Hilary Rosen, a former chairwoman of the Recording Industry Association of America, said XXXTentacion’s music is “rooted in such a horrible reality and inextricable from his personal behavior that it makes it a moral dilemma just to listen to him.” She added, “I am appalled that there has been so little condemnation of his behavior from the industry.”
Katie Ray- Jones of the National Domestic Violence Hotline, said, “It’s discouraging when people who have a history of being abusive are then idolized.”
The comedian Eric Andre was among many on social media who have criticized XXXTentacion’s behavior, and the rapper Vic Mensa freestyled a verse at the BET Awards rhyming “loser” with “domestic abuser.”
XXXTentacion’s supporters have been equally passionate: In a Twitter post after his death, the rapper Jidenna likened him to Malcolm X, who also engaged in violent behavior in his early days, concluding, “I believe in change for the young.”
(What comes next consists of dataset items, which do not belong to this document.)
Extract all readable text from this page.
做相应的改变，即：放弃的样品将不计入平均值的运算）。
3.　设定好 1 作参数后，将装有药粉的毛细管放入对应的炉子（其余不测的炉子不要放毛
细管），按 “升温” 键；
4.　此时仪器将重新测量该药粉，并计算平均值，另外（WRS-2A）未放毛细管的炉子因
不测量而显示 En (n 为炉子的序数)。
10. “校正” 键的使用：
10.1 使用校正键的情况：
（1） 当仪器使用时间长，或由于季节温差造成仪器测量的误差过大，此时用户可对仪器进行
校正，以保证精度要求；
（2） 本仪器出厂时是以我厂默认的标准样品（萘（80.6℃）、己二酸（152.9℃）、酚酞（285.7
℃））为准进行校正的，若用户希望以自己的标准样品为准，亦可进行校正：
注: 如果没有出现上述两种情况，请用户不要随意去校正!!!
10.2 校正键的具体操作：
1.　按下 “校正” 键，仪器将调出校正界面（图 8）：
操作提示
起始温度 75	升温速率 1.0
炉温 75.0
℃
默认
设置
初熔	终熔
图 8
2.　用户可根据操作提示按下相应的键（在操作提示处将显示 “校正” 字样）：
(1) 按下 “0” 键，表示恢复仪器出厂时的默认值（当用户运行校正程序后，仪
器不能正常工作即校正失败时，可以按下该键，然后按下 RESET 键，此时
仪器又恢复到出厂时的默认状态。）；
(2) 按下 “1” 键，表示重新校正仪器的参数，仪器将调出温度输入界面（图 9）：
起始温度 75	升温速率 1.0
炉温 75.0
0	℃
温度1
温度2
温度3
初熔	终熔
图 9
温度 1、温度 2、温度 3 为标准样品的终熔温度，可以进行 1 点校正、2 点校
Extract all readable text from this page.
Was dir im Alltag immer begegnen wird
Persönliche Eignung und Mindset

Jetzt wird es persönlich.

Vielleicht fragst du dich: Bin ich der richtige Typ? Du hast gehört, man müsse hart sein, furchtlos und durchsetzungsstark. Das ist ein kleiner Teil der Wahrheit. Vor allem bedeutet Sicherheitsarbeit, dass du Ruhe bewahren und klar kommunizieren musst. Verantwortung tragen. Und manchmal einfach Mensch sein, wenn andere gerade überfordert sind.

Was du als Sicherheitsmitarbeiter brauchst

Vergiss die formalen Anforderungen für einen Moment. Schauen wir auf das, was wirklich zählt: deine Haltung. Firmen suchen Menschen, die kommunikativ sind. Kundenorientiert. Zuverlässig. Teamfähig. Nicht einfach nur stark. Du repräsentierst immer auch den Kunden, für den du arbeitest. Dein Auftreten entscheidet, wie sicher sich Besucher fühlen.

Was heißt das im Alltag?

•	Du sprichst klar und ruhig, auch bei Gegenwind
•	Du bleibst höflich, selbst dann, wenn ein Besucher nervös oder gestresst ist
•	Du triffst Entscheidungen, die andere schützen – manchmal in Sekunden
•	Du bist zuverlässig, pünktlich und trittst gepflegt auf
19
In a Miami New Times interview shortly before his death, XXXTentacion recalled growing up under difficult circumstances, saying he fought at school to make his mother notice him. Expelled from middle school, he was enrolled in a troubled-youth program.
Jonathan Hay, a Los Angeles crisis publicist, said that XXXTentacion’s team was “doing the right thing as far as business and promoting the brand.” But, he added, “They have a platform right now with X where they can do something to do some good.”